Bianet: “Apolitiğim, zulüm edenin değil, görenin yanındayım”

Bir Gezi direnişçisi yaşadığı deneyimi, polis şiddetini anlattı; sosyal medyanın rolünü, gençliğin ve hükümetin tavrını değerlendirdi.

arel-rop2

İstanbul Arel Üniversitesi İletişim Fakültesi öğrencileri, Medya ve İletişim Sistemleri Bölümü 1. sınıf öğrencileri, haber toplama ve yazma dersinin final projesi için söyleşiler yaptı. Söyleşiler Gezi Parkı’nda son polis saldırısı yaşanmadan önce, parkta henüz direnişçiler varken yapıldı. Aşağıda yer alan, isminin açıklanmasını istemeyen bir direnişçiyle yapılan söyleşi onlardan biri.

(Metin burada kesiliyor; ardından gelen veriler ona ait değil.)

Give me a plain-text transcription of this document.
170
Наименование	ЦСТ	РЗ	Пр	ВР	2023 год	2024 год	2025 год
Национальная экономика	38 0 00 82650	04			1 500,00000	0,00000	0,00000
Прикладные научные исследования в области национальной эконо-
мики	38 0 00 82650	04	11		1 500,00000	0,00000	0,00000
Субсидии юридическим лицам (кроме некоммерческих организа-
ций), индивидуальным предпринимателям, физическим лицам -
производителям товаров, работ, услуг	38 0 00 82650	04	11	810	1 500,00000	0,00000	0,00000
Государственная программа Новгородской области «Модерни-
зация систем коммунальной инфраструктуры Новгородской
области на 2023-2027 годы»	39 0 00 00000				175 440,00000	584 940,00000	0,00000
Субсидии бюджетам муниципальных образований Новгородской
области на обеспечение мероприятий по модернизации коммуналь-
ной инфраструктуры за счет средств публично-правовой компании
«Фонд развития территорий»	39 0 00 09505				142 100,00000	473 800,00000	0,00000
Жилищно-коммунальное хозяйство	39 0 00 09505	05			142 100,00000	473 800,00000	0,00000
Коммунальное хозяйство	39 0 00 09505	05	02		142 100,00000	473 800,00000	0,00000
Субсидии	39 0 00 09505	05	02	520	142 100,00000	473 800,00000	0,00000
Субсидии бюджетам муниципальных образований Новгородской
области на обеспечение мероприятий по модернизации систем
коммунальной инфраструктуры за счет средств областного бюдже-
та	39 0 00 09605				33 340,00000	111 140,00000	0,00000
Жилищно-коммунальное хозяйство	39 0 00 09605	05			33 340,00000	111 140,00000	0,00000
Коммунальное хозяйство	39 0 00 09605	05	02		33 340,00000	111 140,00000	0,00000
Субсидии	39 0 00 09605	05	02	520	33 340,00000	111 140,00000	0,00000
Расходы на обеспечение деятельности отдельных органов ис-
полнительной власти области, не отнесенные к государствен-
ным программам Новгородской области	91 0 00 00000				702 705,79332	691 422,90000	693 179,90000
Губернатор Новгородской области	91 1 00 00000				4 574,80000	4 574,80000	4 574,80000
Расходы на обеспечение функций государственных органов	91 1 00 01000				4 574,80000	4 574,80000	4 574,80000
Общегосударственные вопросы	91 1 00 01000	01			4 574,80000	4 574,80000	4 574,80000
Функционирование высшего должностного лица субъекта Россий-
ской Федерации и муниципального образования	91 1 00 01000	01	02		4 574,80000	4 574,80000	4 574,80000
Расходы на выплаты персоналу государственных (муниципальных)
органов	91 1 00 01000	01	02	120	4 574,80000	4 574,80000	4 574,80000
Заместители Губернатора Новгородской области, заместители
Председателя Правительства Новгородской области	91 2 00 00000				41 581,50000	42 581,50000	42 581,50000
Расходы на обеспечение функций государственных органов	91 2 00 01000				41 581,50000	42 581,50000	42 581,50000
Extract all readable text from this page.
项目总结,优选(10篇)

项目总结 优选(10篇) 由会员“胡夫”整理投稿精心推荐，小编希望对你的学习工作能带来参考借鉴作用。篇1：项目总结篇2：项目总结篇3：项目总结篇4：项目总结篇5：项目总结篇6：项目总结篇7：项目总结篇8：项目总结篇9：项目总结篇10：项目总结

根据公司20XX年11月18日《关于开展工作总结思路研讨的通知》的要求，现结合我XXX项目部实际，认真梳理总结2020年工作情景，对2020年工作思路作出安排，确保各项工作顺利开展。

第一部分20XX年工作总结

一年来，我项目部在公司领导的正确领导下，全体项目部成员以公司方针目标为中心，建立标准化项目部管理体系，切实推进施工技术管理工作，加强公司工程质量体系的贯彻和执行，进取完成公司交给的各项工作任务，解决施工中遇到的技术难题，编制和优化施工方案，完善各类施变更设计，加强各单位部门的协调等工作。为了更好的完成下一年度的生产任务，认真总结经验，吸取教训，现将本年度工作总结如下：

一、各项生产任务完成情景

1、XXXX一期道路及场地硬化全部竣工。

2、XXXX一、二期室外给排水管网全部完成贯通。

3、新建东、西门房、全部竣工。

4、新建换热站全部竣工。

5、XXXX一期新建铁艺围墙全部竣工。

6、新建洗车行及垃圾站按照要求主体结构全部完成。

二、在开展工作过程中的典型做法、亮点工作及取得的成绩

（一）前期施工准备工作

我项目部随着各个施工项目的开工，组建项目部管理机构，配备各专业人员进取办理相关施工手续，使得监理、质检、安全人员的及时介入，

O Gezi Parkı direnişine katılan gençlerden yalnızca biri. Yaşadıkları onu dönüştürmüş. Eskiden kendini apolitik olarak tanımlarken Gezi Parkı direnişi hayatında dönüm noktası olmuş. İsminin açıklanmasını istemeyen genç kadın direnişçi; yaşadığı deneyimi, maruz kaldığı polis şiddetini, gençliğin apolitikliğini, hükümetin tavrını ve sosyal medyanın rolünü anlatıyor.

Kaç gün Gezi Parkı’nda bulundunuz?

Yedi gün oradaydım, üç gece de kaldım.

Peki, nasıl bir atmosfer vardı?

İnanılmaz bir atmosfer vardı. Hani izin alsam da her gün burada olsam diyebileceğiniz, herkesin birbirine yardım etmek için koşuşturduğu bir ortam. Orada özgürlük vardı, yardımlaşma, saygı vardı.

Direnişe katılış sebebiniz nedir?

Direnişe katılış sebebim orada olan herkes gibi sadece ağaçtan ibaret değildi. Reyhanlı’da yaşananlar, YGS’de olan kopya skandalları, kimsenin iş güvencesi olmayışı, polisin uyguladığı şiddet, başbakanın tutumu, öğretmenlerin atanamaması, Atamıza yapılan hakaretler, toplumu bölmek için uğraşmaları, insanları ötekileştirmeleri ve daha birçok nedenden dolayı oradaydım.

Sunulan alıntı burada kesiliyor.